Update #2: I finished my first game tonight. So that’s what? Three evenings of playing probably 60-90 minutes to finish a game on Easy (I think I chose Easy…maybe it was Normal).

Overall I’d give the game an 8 out of 10. A replay might change that score: it’d be interesting to see how the experience differs with bigger or hard games. Most of my gripes ended up being user error, and I thank the folks who commented here and set me straight on those.

My remaining gripes have to do with the end game. There were times when I just had to let the game run to generate gold. There were almost no enemies left on the map (so no raiders) but the ones that were left were too tough for me to kill, so I need to do some upgrading, which meant I needed gold, which meant just twiddling my thumbs waiting for my coffers to fill. By the end of the game I had two rows of Craftsman at various levels of upgrade just generating gold.

It’d be nice if I could sell excess food, or just turn a farm or herder over to generating coin; that’d just make for some variety. You can order Craftsmen to do Research, but I never found a way to see what they’d discovered, other than switching them back to creating items and seeing what popped out. And if there’s a way to “level up” your townspeople, I didn’t find it. Maybe they level up by adventuring with you, but I left that until late in the game, so I was level 6 or so, the things I was fighting were 6 or 7, and my townsfolk were 3. In those circumstances, 3 is very squishy!

My town had a dragonmaster by the endgame, but I wasn’t able to figure out how to take the dragon out adventuring without also taking the dragon herder, who was a very low level person, so I just left ’em both back in town. So that’s another puzzle.

But these are all pretty minor concerns/questions and overall, I’m quite pleased. It’s worth keeping in mind the game was $20, and I already feel like I got my money’s worth. It’s one of these games that gives you a score when you’re done, and I’m looking forward to going back and trying to beat that score next time.

It’s an interesting combination. I’ll be crossing my fingers for expansions or a Hinterland 2, because they could really expand the game in many interesting ways.

A Brief Sidetrip to the Hinterlands

No, I’m not talking WoW here… 🙂

I’m talking about the new strategy/rpg game from Tilted Mill Entertainment, Hinterland. It came out today, on Steam, for $20. I decided to check it out, partly because I enjoy both strategy and RPGs, but mostly because Tilted Mill’s offices are local, and I gotta support the local game devs, right? Plus, these guys are descended from Impressions, a company whose games I enjoyed for many a year. Anyway…

This is in no way a “review” of the game! I’ve played it for a couple of hours; not even remotely enough time to base a review on. This is just a brief description and some early thoughts.

Worst news first: the game freezes on me, and fairly often. If I’m patient enough, it’ll recover, but it can sit frozen for literally two minutes. Like, check the clock when it freezes, check it again when it starts moving again, and ~120 seconds have passed. Let’s hope for a patch for this soon.
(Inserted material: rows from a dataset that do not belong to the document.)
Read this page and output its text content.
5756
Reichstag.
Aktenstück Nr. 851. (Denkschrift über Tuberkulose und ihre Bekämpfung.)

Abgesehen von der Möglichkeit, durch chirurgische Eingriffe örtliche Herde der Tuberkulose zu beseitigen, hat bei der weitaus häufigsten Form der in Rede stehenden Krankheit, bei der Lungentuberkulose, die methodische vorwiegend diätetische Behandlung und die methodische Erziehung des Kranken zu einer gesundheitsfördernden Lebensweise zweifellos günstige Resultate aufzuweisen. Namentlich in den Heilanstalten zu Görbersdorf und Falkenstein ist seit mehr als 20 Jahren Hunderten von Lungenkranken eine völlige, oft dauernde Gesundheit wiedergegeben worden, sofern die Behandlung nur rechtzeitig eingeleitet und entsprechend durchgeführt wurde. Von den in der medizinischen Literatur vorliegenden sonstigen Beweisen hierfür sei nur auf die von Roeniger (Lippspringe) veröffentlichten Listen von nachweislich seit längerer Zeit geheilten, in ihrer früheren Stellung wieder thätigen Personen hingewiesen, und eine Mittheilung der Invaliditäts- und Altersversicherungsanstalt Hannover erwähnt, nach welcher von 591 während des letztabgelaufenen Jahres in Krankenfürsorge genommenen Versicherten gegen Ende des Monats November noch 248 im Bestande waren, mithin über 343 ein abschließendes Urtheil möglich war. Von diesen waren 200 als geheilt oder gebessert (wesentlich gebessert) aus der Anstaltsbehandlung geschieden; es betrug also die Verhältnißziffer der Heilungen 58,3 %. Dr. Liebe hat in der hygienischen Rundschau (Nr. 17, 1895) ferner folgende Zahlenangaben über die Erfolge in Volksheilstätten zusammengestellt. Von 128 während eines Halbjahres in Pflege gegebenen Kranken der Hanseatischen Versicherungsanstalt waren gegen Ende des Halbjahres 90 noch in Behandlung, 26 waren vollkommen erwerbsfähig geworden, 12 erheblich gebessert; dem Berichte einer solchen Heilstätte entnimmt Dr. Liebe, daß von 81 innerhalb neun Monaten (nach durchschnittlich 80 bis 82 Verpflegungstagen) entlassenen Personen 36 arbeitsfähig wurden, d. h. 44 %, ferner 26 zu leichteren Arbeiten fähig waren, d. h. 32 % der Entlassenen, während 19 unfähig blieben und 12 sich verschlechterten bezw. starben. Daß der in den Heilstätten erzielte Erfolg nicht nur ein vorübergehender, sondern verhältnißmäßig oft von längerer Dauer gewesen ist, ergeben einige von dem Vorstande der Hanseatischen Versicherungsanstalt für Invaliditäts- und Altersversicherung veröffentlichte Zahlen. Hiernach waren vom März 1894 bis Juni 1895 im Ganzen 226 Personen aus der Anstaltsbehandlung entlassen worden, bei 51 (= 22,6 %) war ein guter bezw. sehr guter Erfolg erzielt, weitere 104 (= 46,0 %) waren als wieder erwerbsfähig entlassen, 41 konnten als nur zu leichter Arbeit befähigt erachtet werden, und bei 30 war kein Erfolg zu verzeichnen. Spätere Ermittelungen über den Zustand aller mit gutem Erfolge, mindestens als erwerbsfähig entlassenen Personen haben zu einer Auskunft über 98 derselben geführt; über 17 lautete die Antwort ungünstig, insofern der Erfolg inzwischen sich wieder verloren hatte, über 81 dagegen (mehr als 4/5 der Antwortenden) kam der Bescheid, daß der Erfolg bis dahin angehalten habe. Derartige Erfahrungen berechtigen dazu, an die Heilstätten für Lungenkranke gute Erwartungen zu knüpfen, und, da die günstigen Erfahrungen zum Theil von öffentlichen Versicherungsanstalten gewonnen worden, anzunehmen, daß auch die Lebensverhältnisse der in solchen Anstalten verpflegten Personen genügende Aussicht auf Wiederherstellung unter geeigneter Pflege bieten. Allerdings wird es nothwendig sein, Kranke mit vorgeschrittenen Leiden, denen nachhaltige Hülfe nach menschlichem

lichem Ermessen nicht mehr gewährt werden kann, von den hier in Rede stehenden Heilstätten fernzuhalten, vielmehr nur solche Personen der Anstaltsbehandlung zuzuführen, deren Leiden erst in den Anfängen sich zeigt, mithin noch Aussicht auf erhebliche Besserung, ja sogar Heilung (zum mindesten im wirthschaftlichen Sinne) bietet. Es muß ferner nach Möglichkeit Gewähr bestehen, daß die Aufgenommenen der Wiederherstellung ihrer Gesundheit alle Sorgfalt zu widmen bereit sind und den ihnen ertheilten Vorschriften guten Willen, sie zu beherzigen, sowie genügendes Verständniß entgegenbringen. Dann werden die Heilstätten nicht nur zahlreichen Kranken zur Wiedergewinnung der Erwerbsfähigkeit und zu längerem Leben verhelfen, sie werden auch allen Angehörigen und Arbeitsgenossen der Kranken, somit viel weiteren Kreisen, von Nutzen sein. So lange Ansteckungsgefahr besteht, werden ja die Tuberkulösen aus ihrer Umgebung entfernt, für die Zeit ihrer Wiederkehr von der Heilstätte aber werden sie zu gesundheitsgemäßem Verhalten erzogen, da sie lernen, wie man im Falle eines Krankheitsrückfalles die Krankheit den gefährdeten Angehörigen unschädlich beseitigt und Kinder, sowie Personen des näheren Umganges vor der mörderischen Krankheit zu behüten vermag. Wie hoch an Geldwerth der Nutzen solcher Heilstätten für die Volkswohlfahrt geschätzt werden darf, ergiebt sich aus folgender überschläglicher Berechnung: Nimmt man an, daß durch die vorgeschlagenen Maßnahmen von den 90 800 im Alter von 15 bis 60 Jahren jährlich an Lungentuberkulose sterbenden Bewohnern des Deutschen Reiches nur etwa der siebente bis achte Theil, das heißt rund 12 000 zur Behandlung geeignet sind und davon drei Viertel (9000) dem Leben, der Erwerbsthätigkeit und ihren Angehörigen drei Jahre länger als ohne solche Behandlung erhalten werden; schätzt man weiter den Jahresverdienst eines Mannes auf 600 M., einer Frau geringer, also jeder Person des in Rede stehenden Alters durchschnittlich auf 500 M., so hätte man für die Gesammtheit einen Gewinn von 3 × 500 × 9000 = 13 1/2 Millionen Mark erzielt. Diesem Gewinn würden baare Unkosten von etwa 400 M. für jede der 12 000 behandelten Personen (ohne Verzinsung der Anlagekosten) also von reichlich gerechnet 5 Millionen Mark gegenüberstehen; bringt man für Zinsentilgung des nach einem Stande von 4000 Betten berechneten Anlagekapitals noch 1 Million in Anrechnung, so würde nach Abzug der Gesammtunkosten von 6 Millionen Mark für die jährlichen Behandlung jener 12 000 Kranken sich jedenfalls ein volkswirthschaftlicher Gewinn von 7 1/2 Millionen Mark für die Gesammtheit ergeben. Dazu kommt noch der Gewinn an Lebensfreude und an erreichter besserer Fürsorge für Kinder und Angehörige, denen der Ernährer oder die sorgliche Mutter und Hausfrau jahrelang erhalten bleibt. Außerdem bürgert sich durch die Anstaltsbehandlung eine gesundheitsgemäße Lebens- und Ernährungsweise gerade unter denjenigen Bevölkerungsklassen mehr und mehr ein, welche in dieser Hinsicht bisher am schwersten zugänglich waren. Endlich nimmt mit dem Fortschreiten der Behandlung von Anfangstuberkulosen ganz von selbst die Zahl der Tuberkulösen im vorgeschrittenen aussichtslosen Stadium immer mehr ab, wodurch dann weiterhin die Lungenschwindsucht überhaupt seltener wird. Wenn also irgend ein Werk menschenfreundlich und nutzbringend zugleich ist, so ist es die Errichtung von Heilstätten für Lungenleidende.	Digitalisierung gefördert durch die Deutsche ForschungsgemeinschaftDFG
The game is a hybrid, one part hack & slash RPG, one part “city building” sim. You start with a patch of land that is your “town” and a single house. Folks of various professions come to visit: farmers, merchants, craftsmen, etc. You can offer to build them a home, and if you do, they’ll stick around and start doing whatever they do (produce food, goods, money, or whatever). As is typical in this kind of game, you need to make sure everyone is fed, and you can spend gold to upgrade shops. Eventually you can set folks to doing research rather than manufacturing. Some folks won’t be willing to stay unless your town meets certain prerequisites.